Let $\Omega$ be the universe of elements and $f$ a function defined on subsets
of $\Omega$: $f : S \in 2^{[\Omega]} \mapsto f(S) \in \mathbb{R}$. Let $K$ be a
collection of sets of $2^{[\Omega]}$, which we call \emph{constraints}. Let
$S^*_K$ be any solution to $\max_{S \in K} f(S)$, which we will also denote by
$S^*$ when there is no ambiguity. Let $L$ be the problem size, which is often
(but not always) equal to $|\Omega|$.

In general, we say we can efficiently optimize a function $f$ under constraint
$K$ when we have a polynomial-time algorithm making adaptive value queries to
$f$,which returns a set $S$ such that $S \in K$ and $f(S) \geq \alpha f(S^*)$
with high probability and $\alpha$ an absolute constant.
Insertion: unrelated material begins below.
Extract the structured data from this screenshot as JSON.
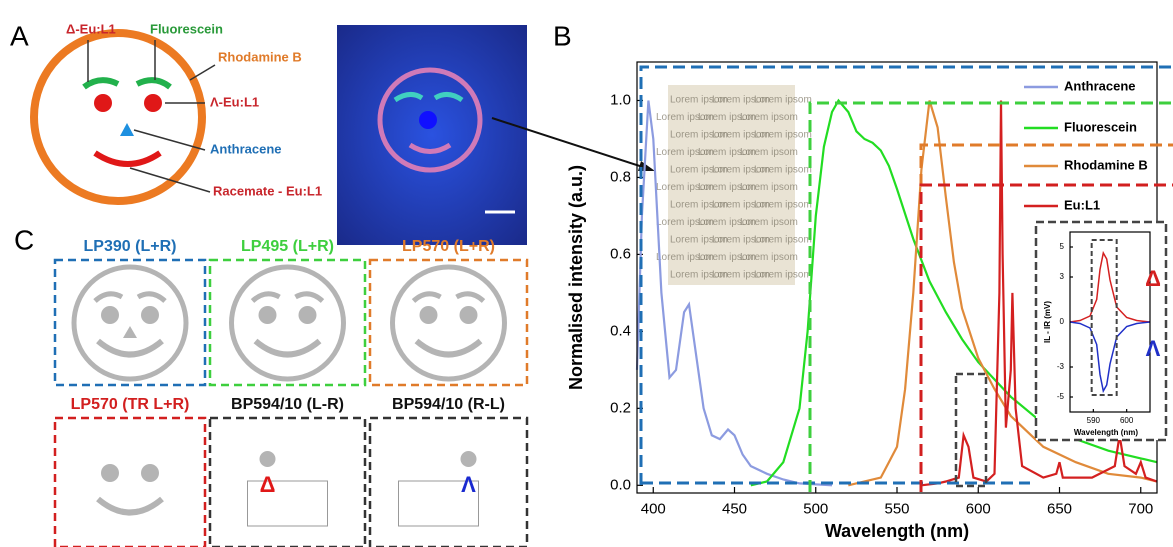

Here, we consider the scenario where we cannot make adaptive value queries, and
in fact, where we cannot make queries at all! Instead, we suppose that we
observe a polynomial number of set-value pairs $(S, f(S))$ where $S$ is taken
from a known distribution $D$. We say we can efficiently \emph{passively
optimize} $f$ under distribution $D$ or $D-$optimize $f$ under constraints $K$
when, after observing ${\cal O}(L^c)$ set-value pairs from $D$ where $c > 0$ is
an absolute constant, we can return a set $S$ such that $S \in K$ and $f(S)
\geq \alpha f(S^*)$ with high probability and $\alpha$ an absolute constant.

In the case of \emph{passive} observations of set-value pairs under a
distribution $D$ for a function $f$, recent research has focused on whether we
can efficiently and approximately \emph{learn} $f$. This was formalized in the
PMAC model from \cite{balcan2011learning}. When thinking about passive
optimization, it is necessary to understand the link between being able to
 $D-PMAC$ learn $f$ and being able to $D-$optimize $f$.